The Company: Overseas Shipholding Group, one of the largest oil tanker companies in the world- The Filing: Schedule 13D filed with the SEC on July 10
- The Finding: Bermuda-based Frontline, the leading oil tanker in vessels capable of carrying between 120,000 and 320,000 in deadweight tons, wants to talk with the management of Overseas about a possible deal. As control of supply slips further from the grasp of OPEC-member nations, I am left to wonder if a Gulf-producing oil nation might look to acquire an oil tanker company, too.

The Upshot: An expanding scale of international contracts and locked-in future time-charter revenue of more than $1.28 billion makes Overseas an attractive acquisition.
Overseas has one of the healthiest balance sheets in the industry, with $1.98 billion in liquidity and adjusted debt of 30.8 percent, modest by industry standards.
The global Very Large Crude Carrier (VLCC) fleet supply (for long-haulage) stood at 475 vessels in April 2008, down from 483 units at January 1, 2007. Stable supply combined with strong crude oil prices and higher production demand generated average day spot time-charter rates at Overseas in the first-quarter ended March 31 of about $99,000 — two times the first quarter 2007 average price.
The rate outlook for 2010 and 2011 is compelling, too, as single-hull tankers are phased out and/or converted for dry bulk use.
OPEC said today that the need for its oil in 2009 would show the first significant decline in demand since 2002, due to higher crude prices and the slowing U.S. economy.

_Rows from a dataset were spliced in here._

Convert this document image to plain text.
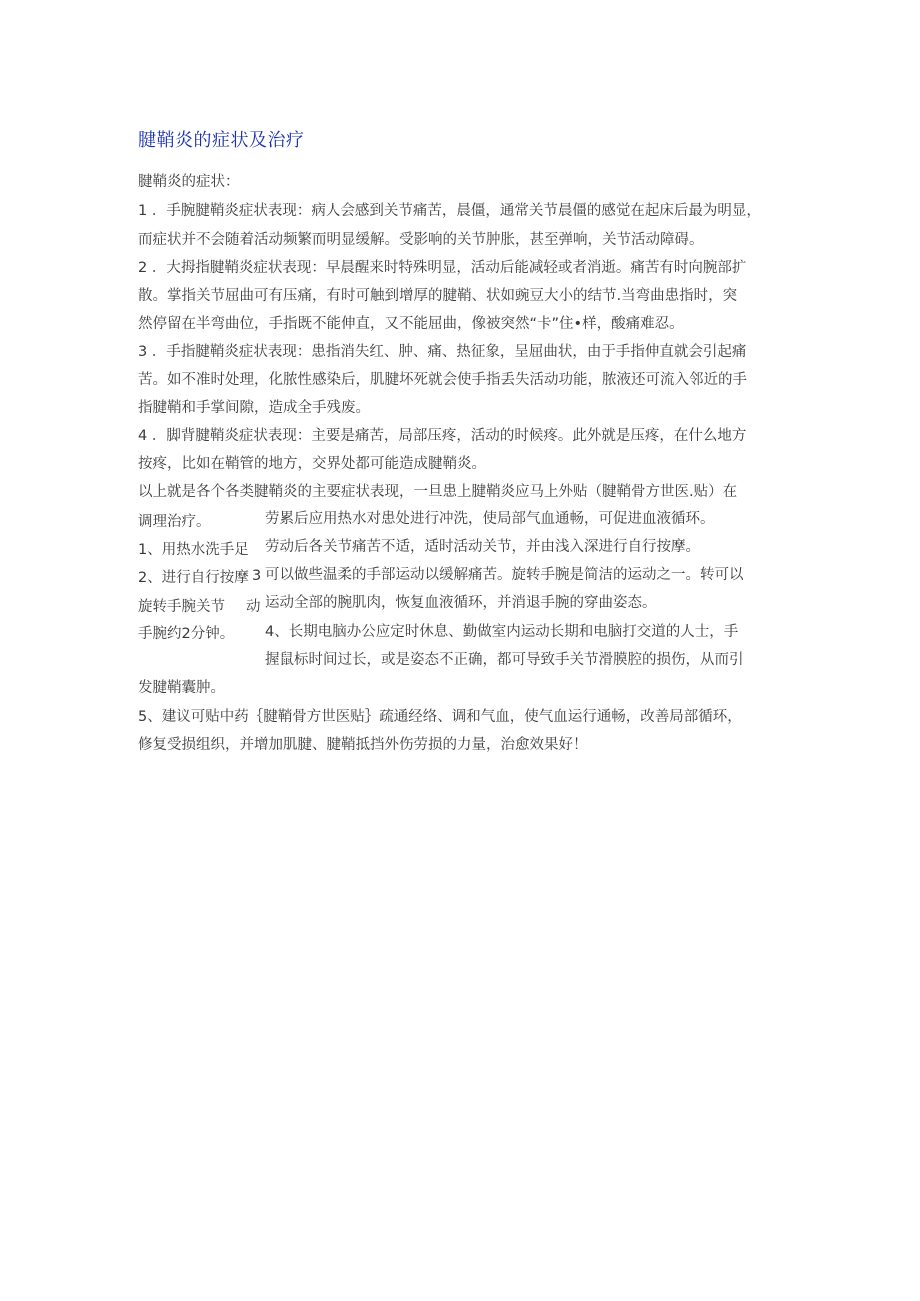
腱鞘炎的症状及治疗
腱鞘炎的症状：
1 ．手腕腱鞘炎症状表现：病人会感到关节痛苦，晨僵，通常关节晨僵的感觉在起床后最为明显，
而症状并不会随着活动频繁而明显缓解。受影响的关节肿胀，甚至弹响，关节活动障碍。
2 ．大拇指腱鞘炎症状表现：早晨醒来时特殊明显，活动后能减轻或者消逝。痛苦有时向腕部扩
散。掌指关节屈曲可有压痛，有时可触到增厚的腱鞘、状如豌豆大小的结节.当弯曲患指时，突
然停留在半弯曲位，手指既不能伸直，又不能屈曲，像被突然“卡”住•样，酸痛难忍。
3 ．手指腱鞘炎症状表现：患指消失红、肿、痛、热征象，呈屈曲状，由于手指伸直就会引起痛
苦。如不准时处理，化脓性感染后，肌腱坏死就会使手指丢失活动功能，脓液还可流入邻近的手
指腱鞘和手掌间隙，造成全手残废。
4 ．脚背腱鞘炎症状表现：主要是痛苦，局部压疼，活动的时候疼。此外就是压疼，在什么地方
按疼，比如在鞘管的地方，交界处都可能造成腱鞘炎。
以上就是各个各类腱鞘炎的主要症状表现，一旦患上腱鞘炎应马上外贴（腱鞘骨方世医.贴）在
调理治疗。	劳累后应用热水对患处进行冲洗，使局部气血通畅，可促进血液循环。
1、用热水洗手足 劳动后各关节痛苦不适，适时活动关节，并由浅入深进行自行按摩。
2、进行自行按摩 3 可以做些温柔的手部运动以缓解痛苦。旋转手腕是简洁的运动之一。转可以
旋转手腕关节 动 运动全部的腕肌肉，恢复血液循环，并消退手腕的穿曲姿态。
手腕约2分钟。 4、长期电脑办公应定时休息、勤做室内运动长期和电脑打交道的人士，手
握鼠标时间过长，或是姿态不正确，都可导致手关节滑膜腔的损伤，从而引
发腱鞘囊肿。
5、建议可贴中药｛腱鞘骨方世医贴｝疏通经络、调和气血，使气血运行通畅，改善局部循环，
修复受损组织，并增加肌腱、腱鞘抵挡外伤劳损的力量，治愈效果好！
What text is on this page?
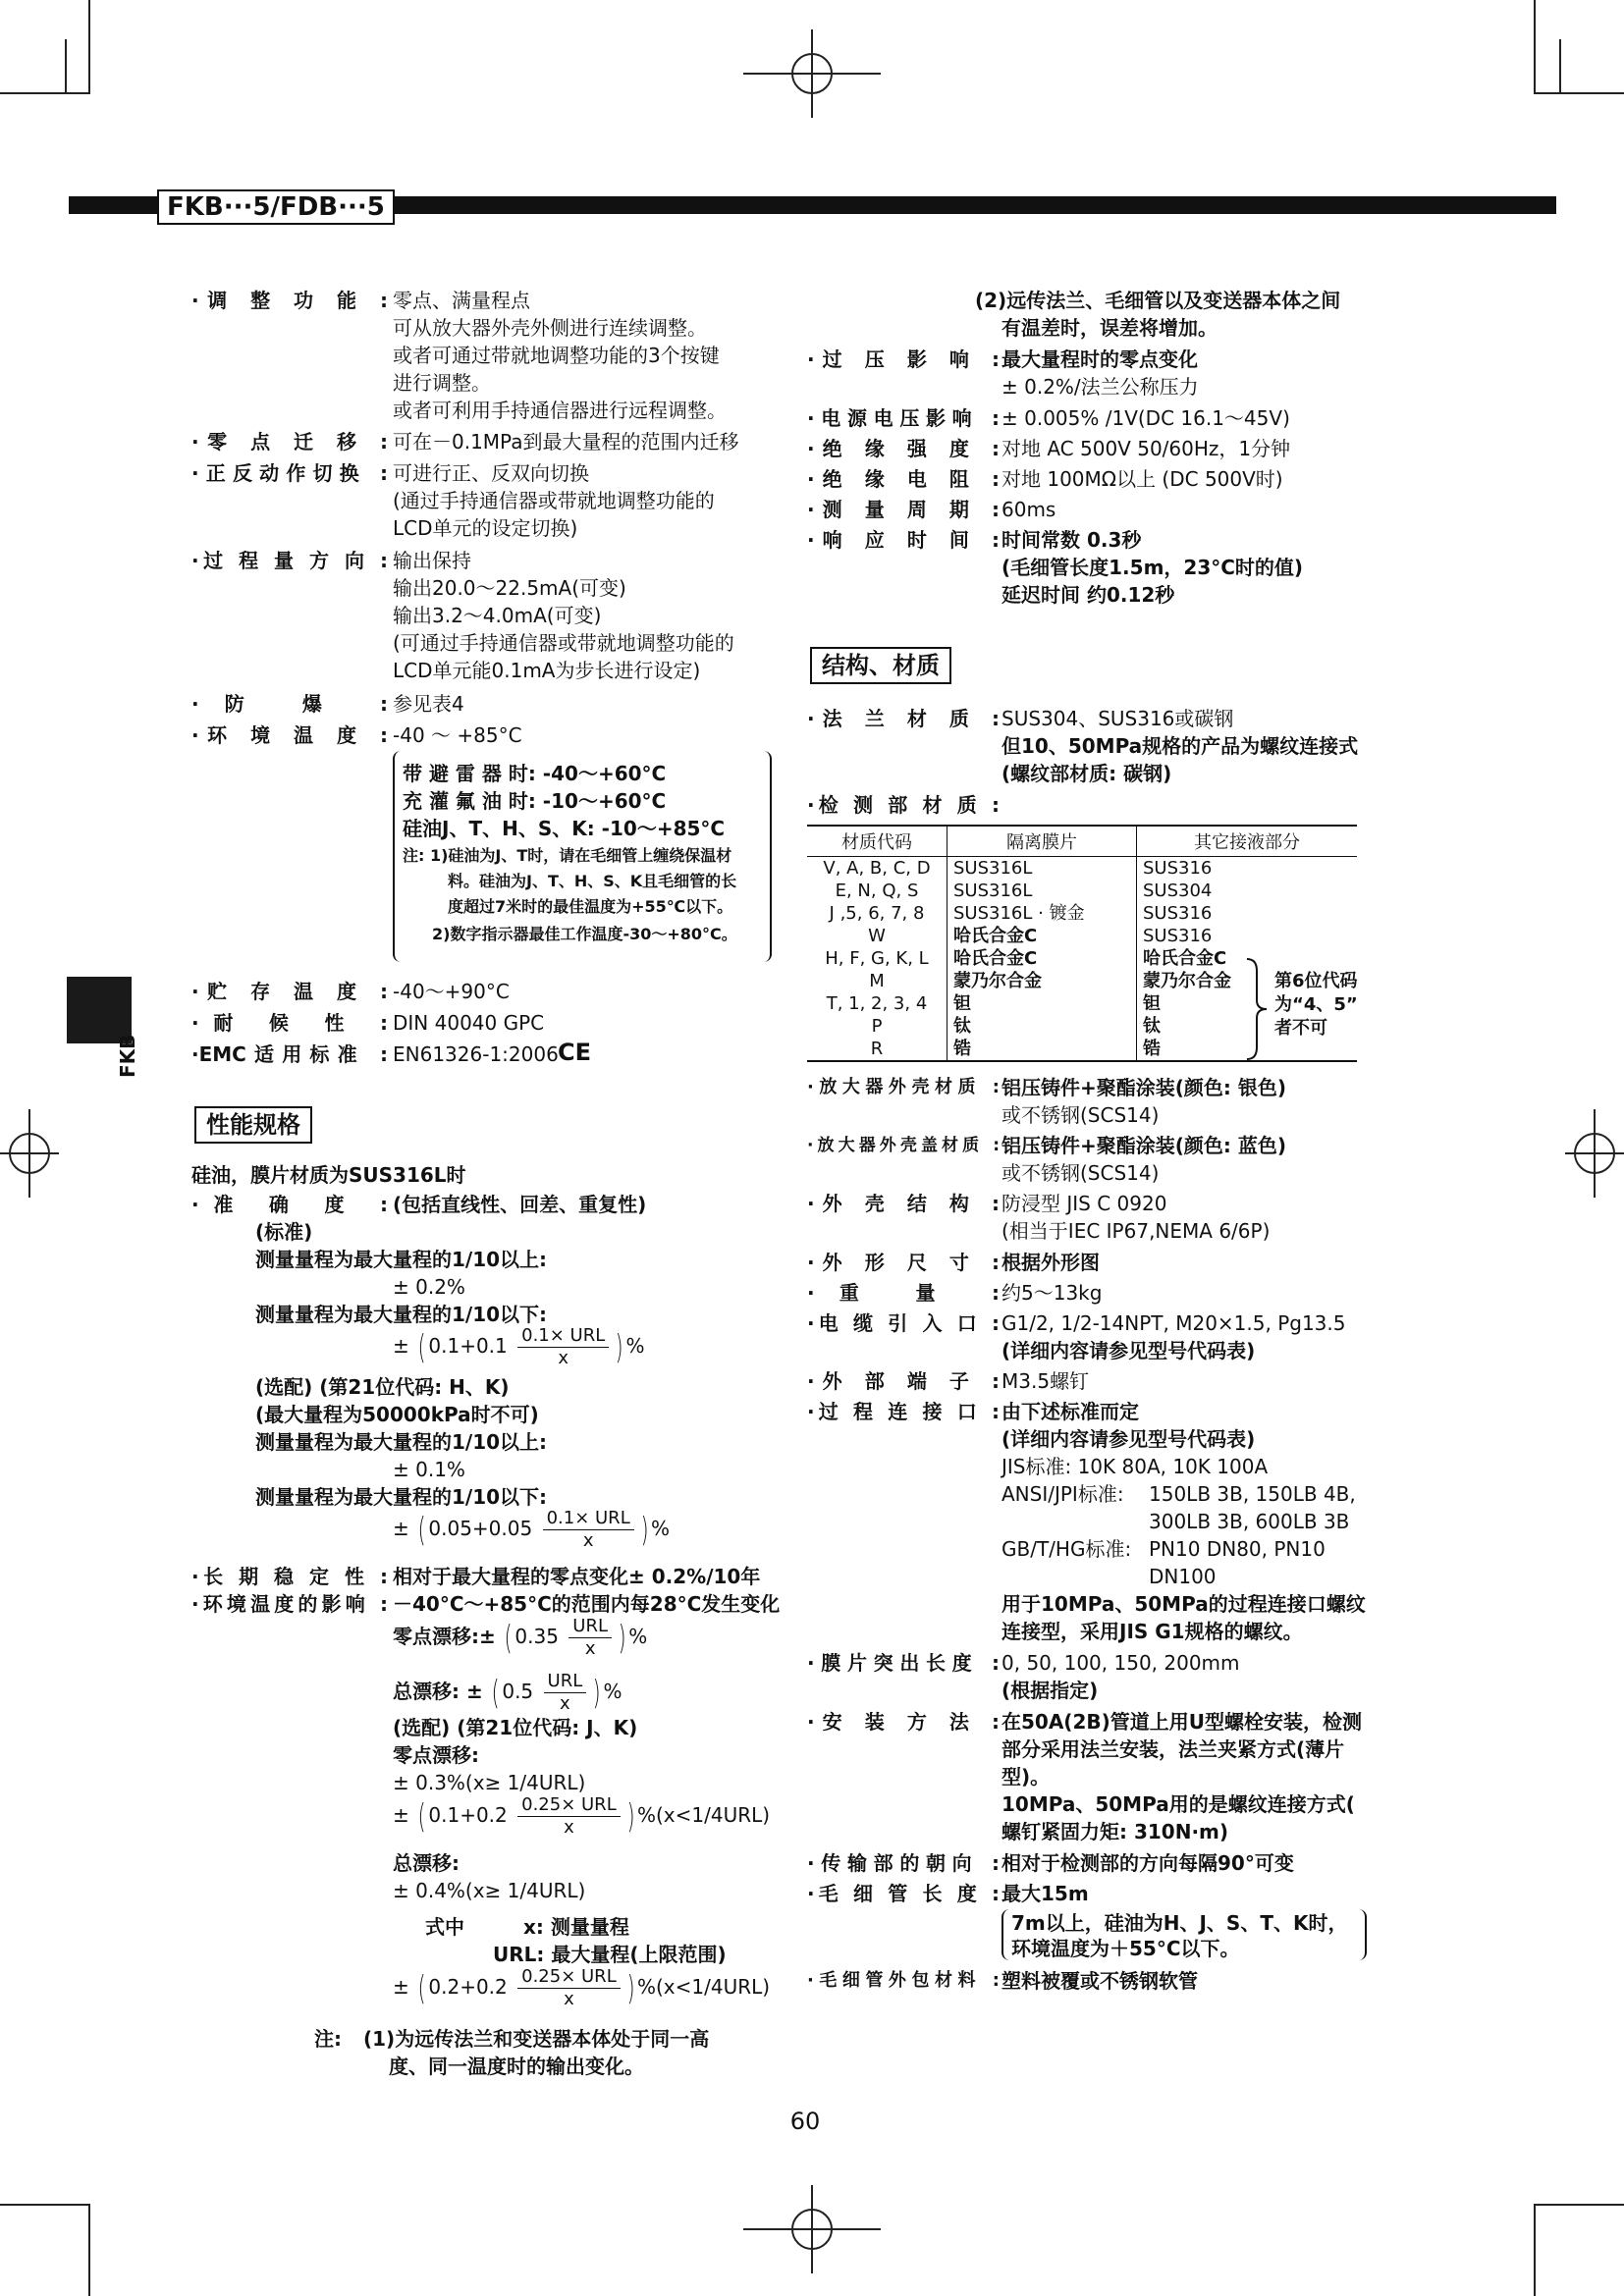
FKB···5/FDB···5
FKB
·调 整 功 能 : 零点、满量程点
可从放大器外壳外侧进行连续调整。
或者可通过带就地调整功能的3个按键
进行调整。
或者可利用手持通信器进行远程调整。
·零 点 迁 移 : 可在－0.1MPa到最大量程的范围内迁移
·正反动作切换 : 可进行正、反双向切换
(通过手持通信器或带就地调整功能的
LCD单元的设定切换)
·过 程 量 方 向 : 输出保持
输出20.0～22.5mA(可变)
输出3.2～4.0mA(可变)
(可通过手持通信器或带就地调整功能的
LCD单元能0.1mA为步长进行设定)
·防 爆 : 参见表4
·环 境 温 度 : -40 ～ +85°C
带 避 雷 器 时: -40～+60°C
充 灌 氟 油 时: -10～+60°C
硅油J、T、H、S、K: -10～+85°C
注: 1)硅油为J、T时，请在毛细管上缠绕保温材
料。硅油为J、T、H、S、K且毛细管的长
度超过7米时的最佳温度为+55℃以下。
2)数字指示器最佳工作温度-30～+80°C。
·贮 存 温 度 : -40～+90°C
·耐 候 性 : DIN 40040 GPC
·EMC适用标准 : EN61326-1:2006 CE
性能规格
硅油，膜片材质为SUS316L时
·准 确 度 : (包括直线性、回差、重复性)
(标准)
测量量程为最大量程的1/10以上:
± 0.2%
测量量程为最大量程的1/10以下:
± ( $0.1+0.1 \frac{\text{0.1× URL}}{x}$ ) %
(选配) (第21位代码: H、K)
(最大量程为50000kPa时不可)
测量量程为最大量程的1/10以上:
± 0.1%
测量量程为最大量程的1/10以下:
± ( $0.05+0.05 \frac{\text{0.1× URL}}{x}$ ) %
·长 期 稳 定 性 : 相对于最大量程的零点变化± 0.2%/10年
·环境温度的影响 : －40°C～+85°C的范围内每28°C发生变化
零点漂移:± ( $0.35 \frac{\text{URL}}{x}$ ) %
总漂移: ± ( $0.5 \frac{\text{URL}}{x}$ ) %
(选配) (第21位代码: J、K)
零点漂移:
± 0.3%(x≥ 1/4URL)
± ( $0.1+0.2 \frac{\text{0.25× URL}}{x}$ ) %(x<1/4URL)
总漂移:
± 0.4%(x≥ 1/4URL)
式中	x: 测量量程
URL: 最大量程(上限范围)
± ( $0.2+0.2 \frac{\text{0.25× URL}}{x}$ ) %(x<1/4URL)
注: (1)为远传法兰和变送器本体处于同一高
度、同一温度时的输出变化。
(2)远传法兰、毛细管以及变送器本体之间
有温差时，误差将增加。
·过 压 影 响 : 最大量程时的零点变化
± 0.2%/法兰公称压力
·电源电压影响 : ± 0.005% /1V(DC 16.1～45V)
·绝 缘 强 度 : 对地 AC 500V 50/60Hz，1分钟
·绝 缘 电 阻 : 对地 100MΩ以上 (DC 500V时)
·测 量 周 期 : 60ms
·响 应 时 间 : 时间常数 0.3秒
(毛细管长度1.5m，23°C时的值)
延迟时间 约0.12秒
结构、材质
·法 兰 材 质 : SUS304、SUS316或碳钢
但10、50MPa规格的产品为螺纹连接式
(螺纹部材质: 碳钢)
·检 测 部 材 质 :
材质代码	隔离膜片	其它接液部分
V, A, B, C, D	SUS316L	SUS316
E, N, Q, S	SUS316L	SUS304
J ,5, 6, 7, 8	SUS316L · 镀金	SUS316
W	哈氏合金C	SUS316
H, F, G, K, L	哈氏合金C	哈氏合金C
M	蒙乃尔合金	蒙乃尔合金
T, 1, 2, 3, 4	钽	钽
P	钛	钛
R	锆	锆
第6位代码
为“4、5”
者不可
·放大器外壳材质 : 铝压铸件+聚酯涂装(颜色: 银色)
或不锈钢(SCS14)
·放大器外壳盖材质 : 铝压铸件+聚酯涂装(颜色: 蓝色)
或不锈钢(SCS14)
·外 壳 结 构 : 防浸型 JIS C 0920
(相当于IEC IP67,NEMA 6/6P)
·外 形 尺 寸 : 根据外形图
·重 量 : 约5～13kg
·电 缆 引 入 口 : G1/2, 1/2-14NPT, M20×1.5, Pg13.5
(详细内容请参见型号代码表)
·外 部 端 子 : M3.5螺钉
·过 程 连 接 口 : 由下述标准而定
(详细内容请参见型号代码表)
JIS标准: 10K 80A, 10K 100A
ANSI/JPI标准: 150LB 3B, 150LB 4B,
300LB 3B, 600LB 3B
GB/T/HG标准: PN10 DN80, PN10
DN100
用于10MPa、50MPa的过程连接口螺纹
连接型，采用JIS G1规格的螺纹。
·膜片突出长度 : 0, 50, 100, 150, 200mm
(根据指定)
·安 装 方 法 : 在50A(2B)管道上用U型螺栓安装，检测
部分采用法兰安装，法兰夹紧方式(薄片
型)。
10MPa、50MPa用的是螺纹连接方式(
螺钉紧固力矩: 310N·m)
·传输部的朝向 : 相对于检测部的方向每隔90°可变
·毛 细 管 长 度 : 最大15m
7m以上，硅油为H、J、S、T、K时，
环境温度为＋55°C以下。
·毛细管外包材料 : 塑料被覆或不锈钢软管
60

Demand for tanker demand has historically run parallel to OPEC production. Consumption increases in China and India combined with rising supply from non-member countries in West Africa and states from the former Soviet Union, however, will offset softening exports in the Middle East, raising forward visibility of the tanker trade.
Vertical ownership of the producing fields, pipelines, and storage infrastructure has historically helped the OPEC-8 members located in the Gulf Region to manipulate prices for its crude. The only OPEC-8 nations to own and operate fleets of crude oil and liquefied gas tankers are Kuwait (KOTC) and Iraq.
The Question: As price leverage slips further from their grasp, what is to prevent OPEC nations from buying up oil tankers — with their excess billions in oil revenue — to choke supply and reassert control over markets?